お前もどこからやってきた、というツッコミは、この悪友に対して野暮でしかないので、榊原はしないことにした。
「難儀な奴だ、まったく」
清水が消えた廊下の先に向かって、相模は呆れたように溜め息を吐いた。
「ああいう友人を持つってのも、大変なもんだ」
「・・・友人、か」
相模の何気ない言葉を反芻するように、榊原は呟く。果たして、俺たちと清水は、友人と言えるのだろうか。
「確かに、友人だな」
「そうだよ」
何の躊躇いもなく、相模は笑って肯定した。
形の違いはあるにしろ、三人が三人とも、同じ目標に向かって進んでいる。表現の違いはあるにしろ、三人はお互いの存在を強く意識している。
「ま、何にしろよかったじゃないか、機密情報持ち出しの同志が見つかって」
「結構最初の方からいたんだな、お前」
「こういうのは得意なんだよ」
相模はひらひらと手を振った。
二人の将校は、どちらからともなく歩きだす。
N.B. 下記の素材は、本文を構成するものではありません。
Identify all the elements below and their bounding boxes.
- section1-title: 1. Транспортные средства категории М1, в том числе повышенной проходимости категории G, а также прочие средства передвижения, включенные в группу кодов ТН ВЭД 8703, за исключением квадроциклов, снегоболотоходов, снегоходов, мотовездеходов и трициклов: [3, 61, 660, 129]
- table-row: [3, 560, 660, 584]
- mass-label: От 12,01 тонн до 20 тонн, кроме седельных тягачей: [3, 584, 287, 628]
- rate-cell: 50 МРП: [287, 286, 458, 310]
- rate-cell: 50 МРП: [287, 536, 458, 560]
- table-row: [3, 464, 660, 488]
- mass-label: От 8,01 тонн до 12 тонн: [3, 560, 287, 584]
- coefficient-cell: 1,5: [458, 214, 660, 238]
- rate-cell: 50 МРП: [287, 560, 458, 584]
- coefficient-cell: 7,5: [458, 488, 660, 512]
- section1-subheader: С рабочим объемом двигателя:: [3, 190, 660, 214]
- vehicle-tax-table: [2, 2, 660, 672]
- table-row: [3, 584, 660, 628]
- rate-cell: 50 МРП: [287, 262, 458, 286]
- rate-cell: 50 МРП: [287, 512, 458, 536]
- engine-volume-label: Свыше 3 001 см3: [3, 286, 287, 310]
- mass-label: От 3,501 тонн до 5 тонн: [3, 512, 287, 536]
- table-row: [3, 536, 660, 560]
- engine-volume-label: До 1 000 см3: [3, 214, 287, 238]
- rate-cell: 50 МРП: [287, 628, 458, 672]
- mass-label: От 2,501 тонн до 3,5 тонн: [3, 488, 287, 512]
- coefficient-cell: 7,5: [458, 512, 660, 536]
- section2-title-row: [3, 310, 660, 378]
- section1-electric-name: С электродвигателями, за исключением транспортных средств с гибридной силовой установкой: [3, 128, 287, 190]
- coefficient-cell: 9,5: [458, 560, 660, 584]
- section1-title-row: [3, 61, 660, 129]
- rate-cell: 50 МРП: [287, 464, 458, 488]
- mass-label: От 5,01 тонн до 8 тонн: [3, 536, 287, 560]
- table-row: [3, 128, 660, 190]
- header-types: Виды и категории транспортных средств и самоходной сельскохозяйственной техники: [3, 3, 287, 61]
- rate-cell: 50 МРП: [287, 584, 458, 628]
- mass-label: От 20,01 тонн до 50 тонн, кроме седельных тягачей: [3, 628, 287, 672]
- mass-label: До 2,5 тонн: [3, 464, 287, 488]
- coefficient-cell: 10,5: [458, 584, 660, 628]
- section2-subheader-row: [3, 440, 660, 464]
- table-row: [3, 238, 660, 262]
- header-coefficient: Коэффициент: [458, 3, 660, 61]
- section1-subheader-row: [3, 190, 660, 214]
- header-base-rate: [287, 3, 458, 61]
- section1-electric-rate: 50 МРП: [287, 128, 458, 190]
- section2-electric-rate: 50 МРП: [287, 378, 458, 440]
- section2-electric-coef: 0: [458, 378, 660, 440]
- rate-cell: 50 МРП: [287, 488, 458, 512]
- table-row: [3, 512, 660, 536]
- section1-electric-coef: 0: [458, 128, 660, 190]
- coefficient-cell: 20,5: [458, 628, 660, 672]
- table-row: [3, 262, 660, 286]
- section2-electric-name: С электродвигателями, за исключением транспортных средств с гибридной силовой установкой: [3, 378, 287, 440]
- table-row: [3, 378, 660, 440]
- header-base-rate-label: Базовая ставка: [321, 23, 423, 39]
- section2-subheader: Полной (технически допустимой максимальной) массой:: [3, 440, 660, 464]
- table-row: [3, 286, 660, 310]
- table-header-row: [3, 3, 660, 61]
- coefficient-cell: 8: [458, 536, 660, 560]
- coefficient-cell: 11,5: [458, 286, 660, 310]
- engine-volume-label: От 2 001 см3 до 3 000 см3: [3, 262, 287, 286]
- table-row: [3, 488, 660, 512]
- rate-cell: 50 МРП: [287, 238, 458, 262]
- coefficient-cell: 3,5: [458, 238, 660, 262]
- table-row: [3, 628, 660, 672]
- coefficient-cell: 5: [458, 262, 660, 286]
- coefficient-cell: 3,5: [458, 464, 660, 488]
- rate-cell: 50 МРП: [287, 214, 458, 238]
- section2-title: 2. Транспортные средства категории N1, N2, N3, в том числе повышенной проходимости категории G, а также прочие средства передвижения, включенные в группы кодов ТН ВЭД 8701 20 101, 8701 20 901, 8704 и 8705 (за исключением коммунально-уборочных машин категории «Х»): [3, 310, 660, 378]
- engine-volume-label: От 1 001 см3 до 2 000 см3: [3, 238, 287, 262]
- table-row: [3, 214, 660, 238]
日本は梅雨の季節だが、ここパラオの廊下に差す光は今日もいい日和だ。染み一つない白い廊下に、二人分の足音が木霊する。
「で、どうだった。お前の初期艦は」
「元気そうだ。無理矢理医務科に押し込んだから、恨まれてるかもしれないけど」
「お前って、やることがたまに強引だからなあ」
「ひとのこと言えないだろ」
「まあな」
相模が笑う。
「彼女によろしく伝えておいてくれよ。できれば、素面の時に会いたかったが」
「・・・わかった」
相模は、まもなくルソン警備隊の配属となる。おそらくもう二度と、パラオ泊地を訪れることはない。次にいつ会えるのかは、お互いにわからなかった。
「元気でやれよ、相模」
「何だよ、まだ早いって。後三日はここにいるんだぞ」
「そうだな」
二人は医務室を後にする。西に傾き始めたパラオの太陽が、前途多難な若き将校を励ましていた。